The three North Koreans I was with all broke into nervous laughter. “But all North Koreans know that Our Great Leader always made the right decisions.”

North Korean leader Kim Jong-un inspecting the ‘Dropping and Target-striking Contest of KPA Special Operation Forces — 2017’ at an undisclosed location in North Korea. Picture: AFP Photo
North Korean leader Kim Jong-un inspecting the ‘Dropping and Target-striking Contest of KPA Special Operation Forces — 2017’ at an undisclosed location in North Korea. Picture: AFP Photo

“OK,” I said, “but in my country, we always disagree with our politicians. We sit around in bars like this, and one of our main hobbies it to tear the shit out of our leaders.”

More laughter. “Australia is very different,” Mr Pak said seriously.

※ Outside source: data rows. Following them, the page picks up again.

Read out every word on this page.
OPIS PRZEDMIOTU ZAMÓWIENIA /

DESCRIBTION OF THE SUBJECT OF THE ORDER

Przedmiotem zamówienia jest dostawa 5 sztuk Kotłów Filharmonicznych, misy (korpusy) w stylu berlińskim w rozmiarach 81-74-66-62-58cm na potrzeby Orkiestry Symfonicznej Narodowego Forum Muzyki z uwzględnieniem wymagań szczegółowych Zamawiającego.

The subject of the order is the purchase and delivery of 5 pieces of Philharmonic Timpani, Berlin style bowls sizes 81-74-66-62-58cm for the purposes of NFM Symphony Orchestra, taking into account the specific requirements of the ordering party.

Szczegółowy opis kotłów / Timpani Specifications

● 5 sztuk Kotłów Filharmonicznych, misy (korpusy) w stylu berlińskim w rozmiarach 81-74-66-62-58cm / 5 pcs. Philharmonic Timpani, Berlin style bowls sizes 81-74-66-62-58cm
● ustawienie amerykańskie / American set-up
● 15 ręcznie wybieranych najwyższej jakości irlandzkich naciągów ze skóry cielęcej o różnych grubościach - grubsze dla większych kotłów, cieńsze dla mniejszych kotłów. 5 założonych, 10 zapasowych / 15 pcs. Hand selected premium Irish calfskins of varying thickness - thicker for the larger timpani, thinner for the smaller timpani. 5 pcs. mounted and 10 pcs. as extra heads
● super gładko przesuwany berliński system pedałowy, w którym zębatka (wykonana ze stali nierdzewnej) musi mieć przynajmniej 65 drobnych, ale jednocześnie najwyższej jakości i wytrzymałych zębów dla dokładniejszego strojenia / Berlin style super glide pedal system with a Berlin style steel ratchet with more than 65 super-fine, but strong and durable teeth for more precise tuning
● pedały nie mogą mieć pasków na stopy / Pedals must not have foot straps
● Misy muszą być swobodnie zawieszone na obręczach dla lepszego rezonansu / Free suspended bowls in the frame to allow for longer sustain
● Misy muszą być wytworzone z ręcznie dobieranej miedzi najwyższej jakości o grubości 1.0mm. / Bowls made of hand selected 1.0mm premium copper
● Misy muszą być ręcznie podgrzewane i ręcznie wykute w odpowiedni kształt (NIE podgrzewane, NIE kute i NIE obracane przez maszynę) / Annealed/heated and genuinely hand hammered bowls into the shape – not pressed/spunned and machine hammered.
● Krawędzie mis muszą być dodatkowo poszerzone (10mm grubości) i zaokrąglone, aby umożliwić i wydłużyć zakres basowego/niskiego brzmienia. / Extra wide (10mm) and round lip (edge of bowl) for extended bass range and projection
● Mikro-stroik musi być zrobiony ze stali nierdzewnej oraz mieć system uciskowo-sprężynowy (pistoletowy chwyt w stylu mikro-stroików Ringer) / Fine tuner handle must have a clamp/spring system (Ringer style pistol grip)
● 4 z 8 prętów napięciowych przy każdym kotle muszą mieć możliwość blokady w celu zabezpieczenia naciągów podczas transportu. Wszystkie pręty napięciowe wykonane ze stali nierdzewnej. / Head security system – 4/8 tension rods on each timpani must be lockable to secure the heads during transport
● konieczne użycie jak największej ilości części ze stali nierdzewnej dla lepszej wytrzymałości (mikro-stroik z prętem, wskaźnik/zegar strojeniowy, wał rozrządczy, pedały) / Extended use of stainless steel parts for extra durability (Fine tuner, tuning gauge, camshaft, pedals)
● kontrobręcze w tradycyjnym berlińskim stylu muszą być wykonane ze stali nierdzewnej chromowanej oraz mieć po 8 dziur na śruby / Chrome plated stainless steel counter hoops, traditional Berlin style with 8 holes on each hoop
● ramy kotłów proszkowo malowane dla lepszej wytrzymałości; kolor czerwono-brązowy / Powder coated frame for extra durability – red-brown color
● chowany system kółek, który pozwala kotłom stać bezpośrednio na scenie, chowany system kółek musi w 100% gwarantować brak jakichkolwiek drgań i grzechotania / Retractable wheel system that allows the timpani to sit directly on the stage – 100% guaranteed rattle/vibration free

“Do you fear going to prison?”

Mr Pak explained to me that North Korea did not have crime, and therefore there were no prisons.

“But what about the gulags?” I said. Mr Kim had already admitted they existed.

“They are re-education centres,” Mr Pak patiently explained. “When people have the wrong opinion they are sent to re-education centres.”

“Do you fear going to a re-education centre?”

“I have never been to a re-education centre.”

“No,” I asked, that was not my question. “But do you fear it?”

“Going to a re-education centre would bring shame upon all of your family,” Mr Pak said. Mr Pak looked at the others around the table. Suddenly, the two other North Koreans at the table burst into furious agreement, that Kim Il-sung and his son, were indeed always correct because they always knew what was best for North Korea, and that only people who don’t understand that fairly simple fact would ever end up in re-education centres.

That three grown men refused to answer the question of whether they even feared the prison camps said it all.

All the functionaries — in fact, everyone I met in North Korea — was similarly frightened of even confirming whether they were frightened or not.

And for good reason. We’ve all heard the horror stories: the North Koreans have intergenerational punishment. When you say the wrong thing, the next three generations of your family are liable for punishment. Or if you’re senior enough, you may just get executed using an anti-aircraft gun.

Women in uniform march across Kim Il Sung Square during a military parade on Saturday, April 15, 2017, in Pyongyang. Picture: AP Photo/Wong Maye-E
Women in uniform march across Kim Il Sung Square during a military parade on Saturday, April 15, 2017, in Pyongyang. Picture: AP Photo/Wong Maye-E

That North Korea is a terror state is something that should terrify everyone on earth, because in that situation, there are no checks on Kim Jong-un’s actions.

It is such a terror state that even if the Generals around Kim Jong-un thought he was taking North Korea into an unwinnable conflict, they would still be too scared to disobey, and they would be too distrustful of each other to organise a coup.

The only hope is for a calm and rational approach from the other side. Instead, we’ve got Donald Trump.